Lyssav froze, the enchantments on her hands becoming undone before she let them fall. "Not with those words, Babs. You cannot call the world 'bepuppied'."
"Bedogged."
Lyssav pivoted without another word, and began accelerating away, dragging her bloated form across the floors of the laboratory, the halls and up the sphere spirals that led to the nearest sluice. Her gallop melted the rungs as she climbed, her noxious aura reaching the Corship and making him shake as he saw the dogs spin around. An extra pairs of wings violently budded from her back in a shower of red matter, energy. Joined with her ring of scapulae, they were an exact replica of the wings a bat had once sported, down to the lone long thumb.

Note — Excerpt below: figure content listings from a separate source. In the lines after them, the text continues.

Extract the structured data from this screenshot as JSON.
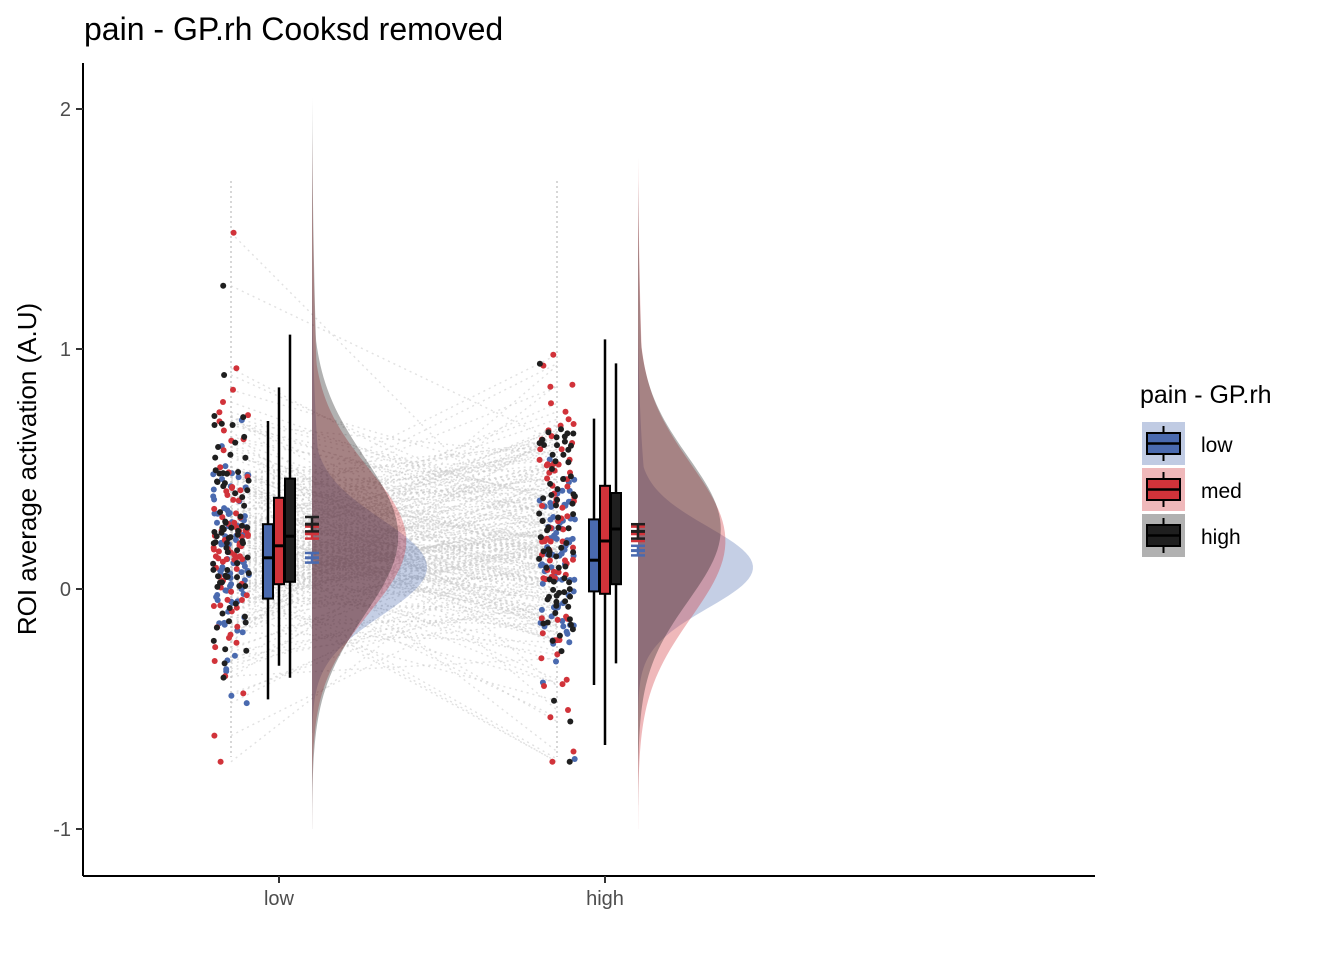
{
  "chart_data": {
    "type": "raincloud",
    "title": "pain  -  GP.rh Cooksd removed",
    "ylabel": "ROI average activation (A.U)",
    "xlabel": "",
    "categories": [
      "low",
      "high"
    ],
    "ylim": [
      -1.17,
      2.2
    ],
    "yticks": [
      "2",
      "1",
      "0",
      "-1"
    ],
    "ytick_values": [
      2,
      1,
      0,
      -1
    ],
    "grid": false,
    "legend": {
      "title": "pain  -  GP.rh",
      "position": "right",
      "entries": [
        "low",
        "med",
        "high"
      ]
    },
    "series": [
      {
        "name": "low",
        "color": "#4A6AAF",
        "boxes": [
          {
            "category": "low",
            "min": -0.46,
            "q1": -0.04,
            "median": 0.13,
            "q3": 0.27,
            "max": 0.7
          },
          {
            "category": "high",
            "min": -0.4,
            "q1": -0.01,
            "median": 0.12,
            "q3": 0.29,
            "max": 0.71
          }
        ],
        "mean_se": [
          {
            "category": "low",
            "mean": 0.13,
            "lo": 0.11,
            "hi": 0.15
          },
          {
            "category": "high",
            "mean": 0.16,
            "lo": 0.14,
            "hi": 0.18
          }
        ],
        "density": [
          {
            "category": "low",
            "mode": 0.09,
            "peak_width": 1.0,
            "sd": 0.2,
            "min": -0.6,
            "max": 1.3
          },
          {
            "category": "high",
            "mode": 0.09,
            "peak_width": 1.0,
            "sd": 0.17,
            "min": -0.55,
            "max": 1.1
          }
        ]
      },
      {
        "name": "med",
        "color": "#D1333A",
        "boxes": [
          {
            "category": "low",
            "min": -0.32,
            "q1": 0.02,
            "median": 0.18,
            "q3": 0.38,
            "max": 0.84
          },
          {
            "category": "high",
            "min": -0.65,
            "q1": -0.02,
            "median": 0.2,
            "q3": 0.43,
            "max": 1.04
          }
        ],
        "mean_se": [
          {
            "category": "low",
            "mean": 0.23,
            "lo": 0.21,
            "hi": 0.26
          },
          {
            "category": "high",
            "mean": 0.23,
            "lo": 0.2,
            "hi": 0.26
          }
        ],
        "density": [
          {
            "category": "low",
            "mode": 0.2,
            "peak_width": 0.82,
            "sd": 0.3,
            "min": -1.0,
            "max": 1.9
          },
          {
            "category": "high",
            "mode": 0.2,
            "peak_width": 0.76,
            "sd": 0.32,
            "min": -1.0,
            "max": 1.8
          }
        ]
      },
      {
        "name": "high",
        "color": "#1F1F1F",
        "boxes": [
          {
            "category": "low",
            "min": -0.37,
            "q1": 0.03,
            "median": 0.22,
            "q3": 0.46,
            "max": 1.06
          },
          {
            "category": "high",
            "min": -0.31,
            "q1": 0.02,
            "median": 0.25,
            "q3": 0.4,
            "max": 0.94
          }
        ],
        "mean_se": [
          {
            "category": "low",
            "mean": 0.27,
            "lo": 0.24,
            "hi": 0.3
          },
          {
            "category": "high",
            "mean": 0.24,
            "lo": 0.21,
            "hi": 0.27
          }
        ],
        "density": [
          {
            "category": "low",
            "mode": 0.22,
            "peak_width": 0.75,
            "sd": 0.33,
            "min": -1.0,
            "max": 2.05
          },
          {
            "category": "high",
            "mode": 0.25,
            "peak_width": 0.72,
            "sd": 0.3,
            "min": -0.9,
            "max": 1.7
          }
        ]
      }
    ]
  }
}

And coming out the back of the Corship, into the cold white light of the Borzois, she spread her four wings, vaunting them in front of a sea with many eyes but zero vision. They flapped just as hers, yet out of sync, as the smears of rot lifted her airborne.
Back in the lab, Babesi quickly returned to working on Morbilliv's body, and lost no time before giving the crew their first orders as the substitute captain:
Hey everybody, I am in charge for a wee while, so, priorities: don't die, or provide a fourteen-tide notice before doing so. Thankyouverymuch, that would be all.

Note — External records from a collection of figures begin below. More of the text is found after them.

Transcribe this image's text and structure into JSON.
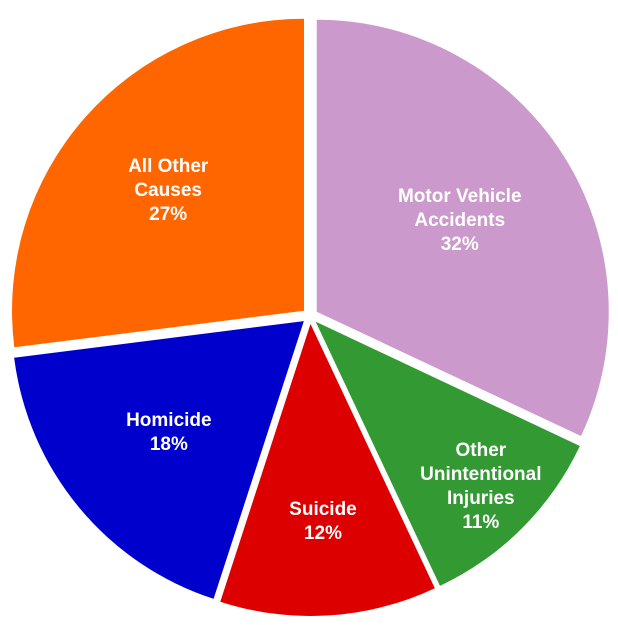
{
  "chart_data": {
    "type": "pie",
    "categories": [
      "Motor Vehicle Accidents",
      "Other Unintentional Injuries",
      "Suicide",
      "Homicide",
      "All Other Causes"
    ],
    "values": [
      32,
      11,
      12,
      18,
      27
    ],
    "value_labels": [
      "32%",
      "11%",
      "12%",
      "18%",
      "27%"
    ],
    "colors": [
      "#cc99cc",
      "#339933",
      "#dd0000",
      "#0000cc",
      "#ff6600"
    ]
  }
}
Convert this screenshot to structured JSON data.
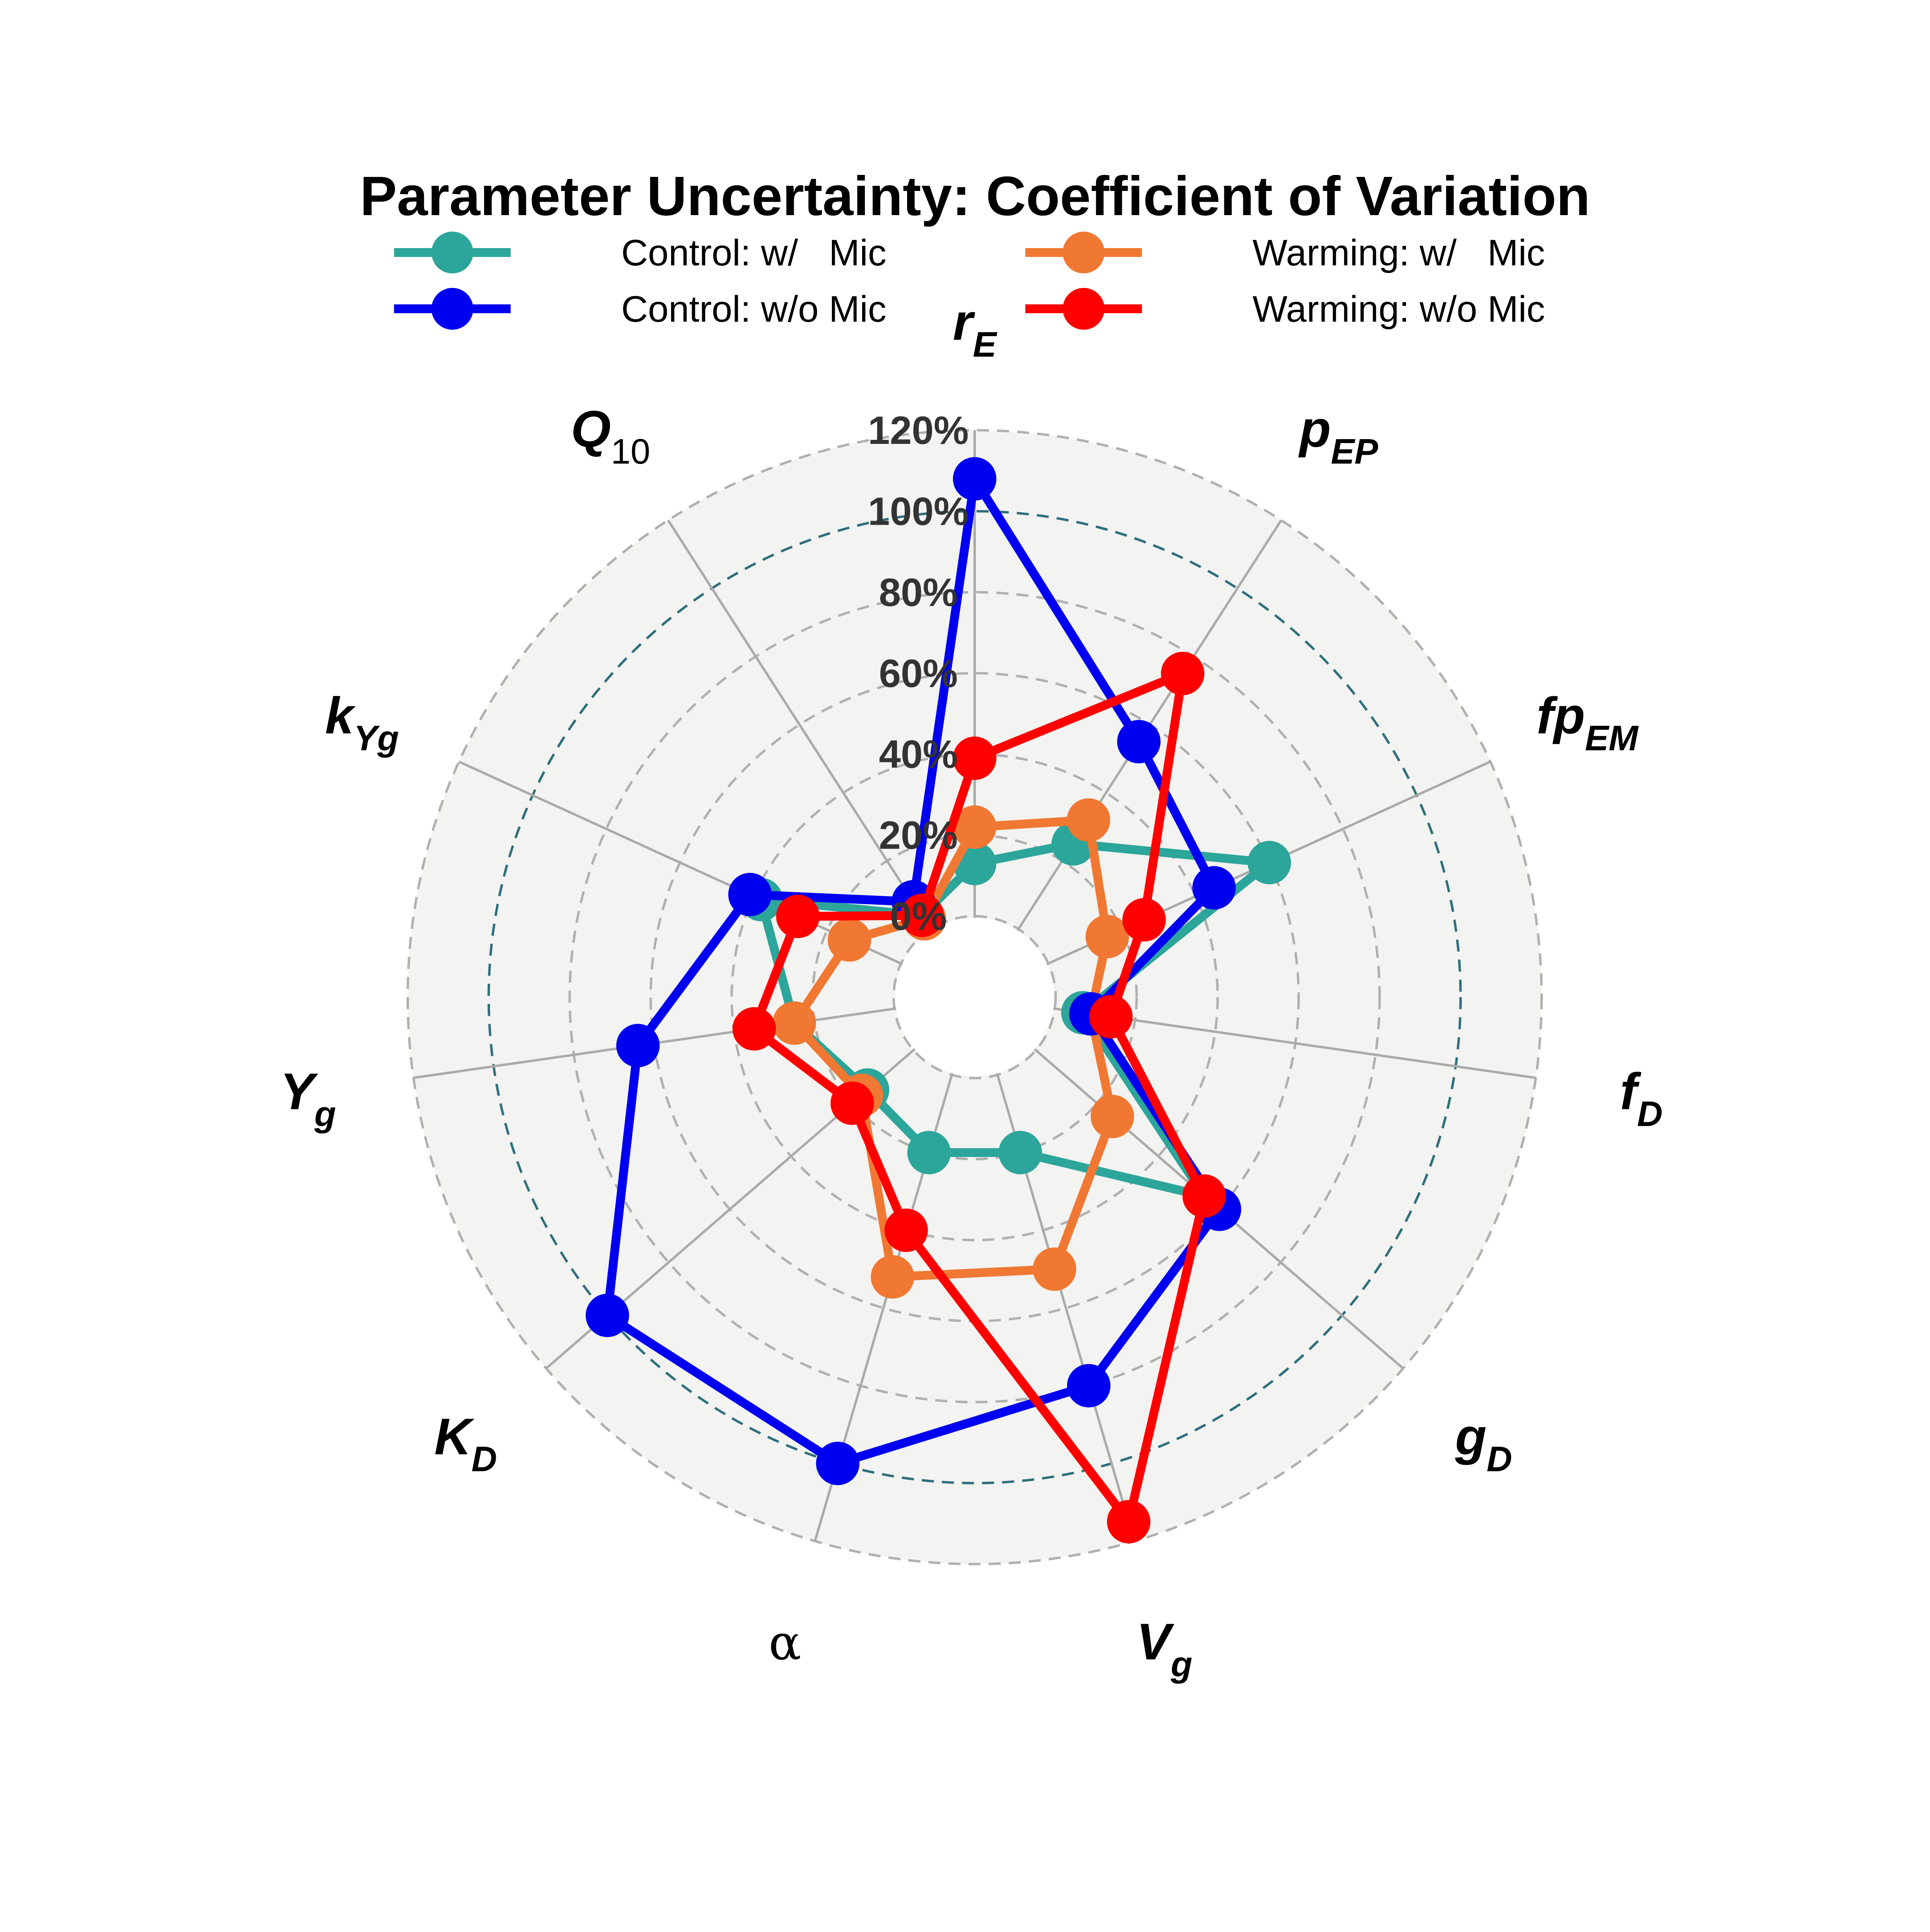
{
  "chart_data": {
    "type": "radar",
    "title": "Parameter Uncertainty: Coefficient of Variation",
    "axes": [
      {
        "base": "r",
        "sub": "E"
      },
      {
        "base": "p",
        "sub": "EP"
      },
      {
        "base": "fp",
        "sub": "EM"
      },
      {
        "base": "f",
        "sub": "D"
      },
      {
        "base": "g",
        "sub": "D"
      },
      {
        "base": "V",
        "sub": "g"
      },
      {
        "base": "α",
        "sub": ""
      },
      {
        "base": "K",
        "sub": "D"
      },
      {
        "base": "Y",
        "sub": "g"
      },
      {
        "base": "k",
        "sub": "Yg"
      },
      {
        "base": "Q",
        "sub": "10"
      }
    ],
    "radial_ticks": [
      "0%",
      "20%",
      "40%",
      "60%",
      "80%",
      "100%",
      "120%"
    ],
    "radial_tick_values": [
      0,
      20,
      40,
      60,
      80,
      100,
      120
    ],
    "rlim": [
      -20,
      120
    ],
    "reference_ring": 100,
    "grid": true,
    "legend_position": "top",
    "series": [
      {
        "name": "Control: w/   Mic",
        "color": "#2ca59a",
        "values": [
          13,
          25,
          60,
          7,
          55,
          20,
          20,
          15,
          25,
          38,
          4
        ]
      },
      {
        "name": "Warming: w/   Mic",
        "color": "#f07832",
        "values": [
          22,
          32,
          16,
          9,
          25,
          50,
          52,
          17,
          25,
          14,
          3
        ]
      },
      {
        "name": "Control: w/o Mic",
        "color": "#0000f0",
        "values": [
          108,
          55,
          45,
          9,
          60,
          80,
          100,
          100,
          64,
          41,
          8
        ]
      },
      {
        "name": "Warming: w/o Mic",
        "color": "#ff0000",
        "values": [
          39,
          75,
          26,
          14,
          55,
          115,
          40,
          20,
          35,
          28,
          4
        ]
      }
    ]
  }
}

"Captaining is exhausting," she told Seloma before going back to fiddling with one of the articulations of Morbilliv's new body.
"Not nearly as much as being a Splinter, no," Seloma retorted, her attention focused wholly on Babesi. "But I'd say, out of all the Originals I have met so far, I'd prefer you or Dirofil as captains."
Babesi didn't hear: she was too engrossed in the world of newfangled anatomy to pay attention to the world. Seloma didn't care, because truth wasn't spoken to be heard: it was spoken because of its inherent value.